According to Wintemute, his colleagues should make a pledge to ask patients about firearms in the home and gun safety, as he detailed in the Annals of Internal Medicine Medical Journal.
One thing Wintemute doesn't take into account? How truthful people are.
(Excerpt) Read more at townhall.com ...
All the grabbers have to do is pressure insurance companies to ask that question as part of the underwriting process, like they do with smoking. If you lie about it, then the company can cancel your insurance.
Very insidious.
Seriously? You answered this intrusive question (even if dishonestly)?
I would have replied: I'm very sorry that you "need" a "yes-or-no" answer, but I'm not giving you one. Now go pound sand!
One of the most obnoxious, deceitful expressions to worm its way into the English language in the past 30 years: "I need you to..." (= "I hereby demand that you...")
Regards,
Hmm, I'm never asked at my VA clinic. Perhaps your Doc has an agenda?
Excellent document!
“Doc, see there was this awful tragic boating accident and ....”
Seems like the perfect time to evoke the tragic boating accident.
Our Dr. ask us this about three years ago and we told him this was not information he needed. He responded that it was a suggestion he received from the AMA and he also did not see the relevance!!
A true pic of a mentally unstable individual with access to firearms?

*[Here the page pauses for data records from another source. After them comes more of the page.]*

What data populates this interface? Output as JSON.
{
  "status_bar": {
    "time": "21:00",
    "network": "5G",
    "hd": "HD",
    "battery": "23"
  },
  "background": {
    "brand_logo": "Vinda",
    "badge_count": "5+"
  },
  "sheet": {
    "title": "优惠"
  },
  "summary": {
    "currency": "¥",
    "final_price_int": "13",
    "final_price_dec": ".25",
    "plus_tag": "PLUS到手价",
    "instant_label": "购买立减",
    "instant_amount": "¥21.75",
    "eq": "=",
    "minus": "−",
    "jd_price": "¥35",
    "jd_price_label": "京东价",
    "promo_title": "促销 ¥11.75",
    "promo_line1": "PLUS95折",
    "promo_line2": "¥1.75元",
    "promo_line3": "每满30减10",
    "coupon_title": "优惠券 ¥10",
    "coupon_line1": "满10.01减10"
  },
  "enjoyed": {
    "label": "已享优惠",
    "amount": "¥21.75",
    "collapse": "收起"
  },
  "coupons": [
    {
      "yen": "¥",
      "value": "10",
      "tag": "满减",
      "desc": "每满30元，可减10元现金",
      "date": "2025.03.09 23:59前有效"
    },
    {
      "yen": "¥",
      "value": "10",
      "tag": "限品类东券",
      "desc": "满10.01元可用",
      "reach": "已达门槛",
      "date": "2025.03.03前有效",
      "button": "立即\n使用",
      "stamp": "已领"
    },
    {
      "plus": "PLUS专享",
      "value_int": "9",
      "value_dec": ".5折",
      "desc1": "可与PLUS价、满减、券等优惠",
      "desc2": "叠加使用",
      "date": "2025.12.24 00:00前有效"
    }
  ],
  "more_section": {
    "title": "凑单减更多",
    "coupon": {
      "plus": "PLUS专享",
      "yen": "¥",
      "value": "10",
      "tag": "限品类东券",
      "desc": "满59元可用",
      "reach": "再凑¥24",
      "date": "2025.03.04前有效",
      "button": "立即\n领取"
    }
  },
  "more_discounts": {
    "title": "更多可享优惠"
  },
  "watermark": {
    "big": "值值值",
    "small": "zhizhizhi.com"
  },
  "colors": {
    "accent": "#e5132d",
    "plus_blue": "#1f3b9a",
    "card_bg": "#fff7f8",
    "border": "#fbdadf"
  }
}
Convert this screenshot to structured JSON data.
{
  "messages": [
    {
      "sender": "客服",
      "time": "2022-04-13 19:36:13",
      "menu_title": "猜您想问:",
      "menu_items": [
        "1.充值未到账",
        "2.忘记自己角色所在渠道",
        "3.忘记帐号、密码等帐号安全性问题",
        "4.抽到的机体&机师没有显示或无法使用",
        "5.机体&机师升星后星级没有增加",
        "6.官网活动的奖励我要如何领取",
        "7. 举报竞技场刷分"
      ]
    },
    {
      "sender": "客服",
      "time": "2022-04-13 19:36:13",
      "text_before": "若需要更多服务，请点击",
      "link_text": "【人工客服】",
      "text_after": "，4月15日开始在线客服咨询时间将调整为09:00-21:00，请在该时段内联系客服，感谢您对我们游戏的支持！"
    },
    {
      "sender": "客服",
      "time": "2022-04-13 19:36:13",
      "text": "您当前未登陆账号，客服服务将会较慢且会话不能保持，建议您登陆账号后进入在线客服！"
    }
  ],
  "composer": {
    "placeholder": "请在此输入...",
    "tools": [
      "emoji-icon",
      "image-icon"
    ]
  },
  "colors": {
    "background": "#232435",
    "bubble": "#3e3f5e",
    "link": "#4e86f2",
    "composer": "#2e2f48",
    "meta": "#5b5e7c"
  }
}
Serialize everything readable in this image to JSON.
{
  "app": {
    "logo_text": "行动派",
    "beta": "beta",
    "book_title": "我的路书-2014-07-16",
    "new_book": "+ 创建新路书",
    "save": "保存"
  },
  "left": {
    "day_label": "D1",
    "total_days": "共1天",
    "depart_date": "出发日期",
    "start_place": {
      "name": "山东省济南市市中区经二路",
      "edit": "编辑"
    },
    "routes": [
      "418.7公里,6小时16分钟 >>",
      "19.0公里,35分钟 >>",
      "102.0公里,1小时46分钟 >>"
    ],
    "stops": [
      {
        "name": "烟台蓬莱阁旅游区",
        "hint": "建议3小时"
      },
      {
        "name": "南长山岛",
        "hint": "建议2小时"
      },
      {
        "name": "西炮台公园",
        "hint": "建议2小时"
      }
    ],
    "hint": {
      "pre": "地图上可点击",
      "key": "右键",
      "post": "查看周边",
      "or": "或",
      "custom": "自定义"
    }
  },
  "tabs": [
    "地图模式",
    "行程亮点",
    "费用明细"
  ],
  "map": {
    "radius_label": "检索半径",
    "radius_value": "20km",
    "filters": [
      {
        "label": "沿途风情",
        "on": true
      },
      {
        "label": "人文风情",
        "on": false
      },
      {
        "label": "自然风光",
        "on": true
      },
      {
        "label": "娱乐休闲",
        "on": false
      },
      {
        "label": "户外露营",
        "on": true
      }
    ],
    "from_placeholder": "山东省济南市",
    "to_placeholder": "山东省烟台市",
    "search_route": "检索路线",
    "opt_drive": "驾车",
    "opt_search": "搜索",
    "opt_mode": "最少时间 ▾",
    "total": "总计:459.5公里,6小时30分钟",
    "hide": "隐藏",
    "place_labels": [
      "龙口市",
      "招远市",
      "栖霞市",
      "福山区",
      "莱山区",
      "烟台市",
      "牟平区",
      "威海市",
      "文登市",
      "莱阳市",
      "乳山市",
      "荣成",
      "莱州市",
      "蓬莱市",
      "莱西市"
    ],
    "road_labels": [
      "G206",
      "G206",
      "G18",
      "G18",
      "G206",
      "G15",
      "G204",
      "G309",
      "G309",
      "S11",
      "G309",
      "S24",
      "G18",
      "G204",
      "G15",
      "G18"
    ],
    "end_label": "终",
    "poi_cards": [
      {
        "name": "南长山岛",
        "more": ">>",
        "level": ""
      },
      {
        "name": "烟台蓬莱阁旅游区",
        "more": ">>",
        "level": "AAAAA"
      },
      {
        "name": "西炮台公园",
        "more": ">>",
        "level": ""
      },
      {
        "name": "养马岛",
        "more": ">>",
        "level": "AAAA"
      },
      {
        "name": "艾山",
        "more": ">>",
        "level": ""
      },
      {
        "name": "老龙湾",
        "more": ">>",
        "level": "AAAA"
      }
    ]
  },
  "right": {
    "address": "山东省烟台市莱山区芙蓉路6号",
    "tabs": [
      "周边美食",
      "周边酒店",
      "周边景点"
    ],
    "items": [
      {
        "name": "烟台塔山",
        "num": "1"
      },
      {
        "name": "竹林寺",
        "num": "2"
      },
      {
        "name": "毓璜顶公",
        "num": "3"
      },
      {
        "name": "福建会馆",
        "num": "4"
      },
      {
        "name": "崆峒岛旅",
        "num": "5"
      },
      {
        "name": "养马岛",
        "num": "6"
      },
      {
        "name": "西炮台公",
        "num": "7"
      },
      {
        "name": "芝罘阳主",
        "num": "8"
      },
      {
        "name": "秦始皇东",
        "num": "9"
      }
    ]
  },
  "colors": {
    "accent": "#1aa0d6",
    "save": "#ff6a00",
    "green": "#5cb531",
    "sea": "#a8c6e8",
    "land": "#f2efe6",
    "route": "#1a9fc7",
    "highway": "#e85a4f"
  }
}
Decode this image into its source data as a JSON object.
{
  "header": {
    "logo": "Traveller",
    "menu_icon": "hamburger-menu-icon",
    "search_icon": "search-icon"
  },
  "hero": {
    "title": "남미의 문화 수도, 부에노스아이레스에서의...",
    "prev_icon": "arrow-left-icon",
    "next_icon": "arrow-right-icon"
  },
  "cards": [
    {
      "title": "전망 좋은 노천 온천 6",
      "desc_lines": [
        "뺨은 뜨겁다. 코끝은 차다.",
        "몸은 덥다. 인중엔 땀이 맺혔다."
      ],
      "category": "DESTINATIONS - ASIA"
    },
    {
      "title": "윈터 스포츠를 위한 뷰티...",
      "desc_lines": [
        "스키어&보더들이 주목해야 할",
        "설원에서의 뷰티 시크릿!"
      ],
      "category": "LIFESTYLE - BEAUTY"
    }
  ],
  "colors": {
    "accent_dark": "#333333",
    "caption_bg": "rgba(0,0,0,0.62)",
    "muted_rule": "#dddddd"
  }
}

"Scientist" conflates homicides, suicides and accidents. Japan has NO privately owned firearms and many more suicides than the US.
Are medical accreditation organizations now requiring firearm safety education as part of internal medicine training? Dollars-to-donuts almost none of signatories have ever even touched a firearm.
I go to my chiropractor and just take the holster etal off and put it on the counter in the room. Unless I know I am going to have to strip down I have it on for doctor visits. Usually I do not have a round in the chamber for these visits but afterwards i visit the head in the building and chamber a round before walking out to car.
Haven’t been asked specifically that question but, I had the need to go to the ER there last Saturday and was asked if I felt like harming myself or others. I suppose, had I answered in the affirmative, they may have asked about weapons. ;-)
“I believe that it was held that docs may not ask.”
____________________________________________________
In Florida, I think that was reversed and they now CAN ask.
I live in Maine...Second Amendment country with open carry, Constitutional Carry, and a huge rate of firearm ownership.
I’ve had countless doctors appointments over the last 17 years, and I have never been asked anything about firearms. Not once.
Just think how many more suicides there would be in Japan if guns were readily available. Liblogic 101.
Wouldn't it be more helpful to ask patients if they know how to swim?
I thought doctors supported suicide for any reason.
I actually shoot trap with my doctor and his teenage son. I think he already knows. LOL
Any physician who broaches this subject with me will get his head handed to him.
This question on gun ownership is already part of the standard questions in the AMA approved electronic health records system.